I'm looking at some other options. One of the services that we have here in the D C area is a kitchen as a service, ultimately their facilities, where you can come in for their counter space. They provide you with the bare minimum. It's bringing your tools, your own pizza dough, your own toppings, and I have to cook pizza. That said, I have a ton of controlling the environment because maybe I don't want to make pizza tonight and I want chicken or pasta in that kitchen as a service. I do as I please. I have the most basic tools provided for me, and I do what I want. If I want to cook pizza, I cook pizza
now platform as a service platform as a service is going to be like I walk in and bake environment. Let's say I pay Domino's pizza at Pizza Hut and say I want to be more involved with the pizza process they're going to say, Look, we'll let you have our dough, but you bring in your own toppings. You cook the pizza. It's your responsibility.
I still get the kitchen and the oven gas for the oven.
I even get the pizza dough, though. What I do with it is mine. I can turn into a PM pizza. I can make it thin crust. It's provided for me. But I do have some limits. I'm given the pizza dough so I can't make chicken. I can't make all the other things. I'm limited with the tools that they provide me. They also give me a pizza cutter in a spatula, just some of the basics. I can create what I want, but I have to create what they provide. Then last software as a service. You know what? I'm tired of making pizza for the neighborhood. I'm just going to go out, get my cell phone dial in the digits and have pizza delivered to the house. That software as a service or pizza as a service, I get very few choices.
I can't call up dominoes and say, I want pizza with broccoli and clams. I don't know why those copies came to mind. That sounds like the most disgusting pizza I can think of. But you know, they make some crazy pizzas today. Domino's has a set of ingredients. I get to order it. I can customize a little extra pepperoni or whatever,
but I don't get to add or remove the ingredients or modify the basic service they provide.

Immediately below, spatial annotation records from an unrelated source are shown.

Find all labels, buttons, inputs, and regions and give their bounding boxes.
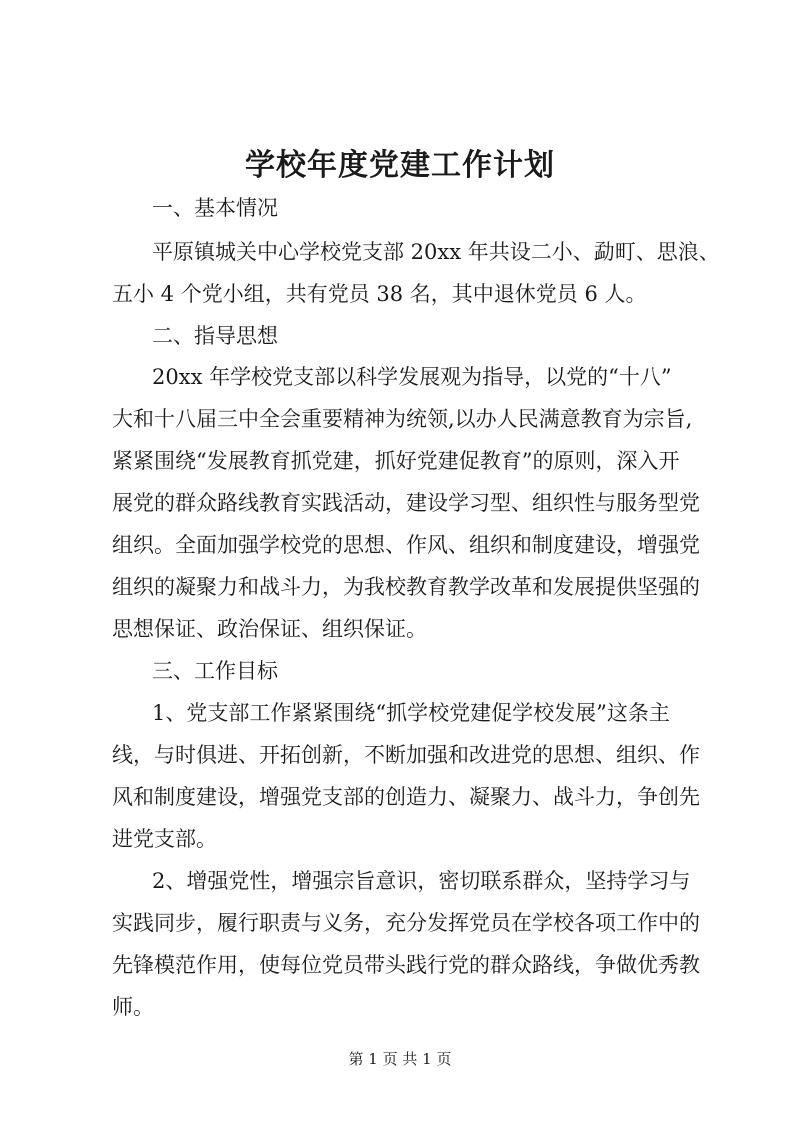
paragraph-line: 进党支部。 (112, 827, 217, 851)
paragraph-line: 线，与时俱进、开拓创新，不断加强和改进党的思想、组织、作 (112, 743, 700, 767)
paragraph-line: 紧紧围绕“发展教育抓党建，抓好党建促教育”的原则，深入开 (112, 449, 680, 473)
page-footer: 第 1 页 共 1 页 (348, 1050, 452, 1068)
paragraph-line: 五小 4 个党小组，共有党员 38 名，其中退休党员 6 人。 (112, 282, 647, 306)
paragraph-line: 展党的群众路线教育实践活动，建设学习型、组织性与服务型党 (112, 491, 700, 515)
paragraph-line: 师。 (112, 995, 154, 1019)
paragraph-line: 20xx 年学校党支部以科学发展观为指导，以党的“十八” (152, 365, 672, 389)
heading-basic-situation: 一、基本情况 (152, 196, 278, 220)
paragraph-line: 2、增强党性，增强宗旨意识，密切联系群众，坚持学习与 (152, 869, 691, 893)
paragraph-line: 平原镇城关中心学校党支部 20xx 年共设二小、勐町、思浪、 (152, 240, 720, 264)
paragraph-line: 先锋模范作用，使每位党员带头践行党的群众路线，争做优秀教 (112, 953, 700, 977)
paragraph-line: 思想保证、政治保证、组织保证。 (112, 617, 427, 641)
paragraph-line: 组织的凝聚力和战斗力，为我校教育教学改革和发展提供坚强的 (112, 575, 700, 599)
document-title: 学校年度党建工作计划 (245, 148, 555, 183)
paragraph-line: 实践同步，履行职责与义务，充分发挥党员在学校各项工作中的 (112, 911, 700, 935)
heading-work-goals: 三、工作目标 (152, 659, 278, 683)
paragraph-line: 大和十八届三中全会重要精神为统领,以办人民满意教育为宗旨, (112, 407, 693, 431)
paragraph-line: 风和制度建设，增强党支部的创造力、凝聚力、战斗力，争创先 (112, 785, 700, 809)
paragraph-line: 1、党支部工作紧紧围绕“抓学校党建促学校发展”这条主 (152, 701, 670, 725)
heading-guiding-ideology: 二、指导思想 (152, 324, 278, 348)
paragraph-line: 组织。全面加强学校党的思想、作风、组织和制度建设，增强党 (112, 533, 700, 557)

This really is very comparable to services with the cloud. Question is, what do I get? How flexible is my environment? I don't get much with Kitchen as a service. I don't get much with infrastructure. As a service, I get a hyper visor and the capability of spinning up a virtual machine. It's all up to me from there on out,
and I can build any network type that I want with the walking and bake. I have to operate within another environment where I'm given a certain amount of tools. Platform as a service is just designed for software, and they provide you with the set of the most commonly used tools and environments in which to operate. I don't have as much flexibility, but what I create is mine. Then I can get pizza as a service which is basically software. As a service,
I go out and use what they give me. I use Gmail or WebEx or QuickBooks or whatever, and they provide me with an active service. I don't get to go to QuickBooks and say I want to stream videos through you, right?
I don't get that customization option, but I do get everything taken care of for me.
When you look at the various services, there's always the trade off between how much control I get and how much responsibility I have. We have to find that balance. I hope pizza is a service helps out a little bit.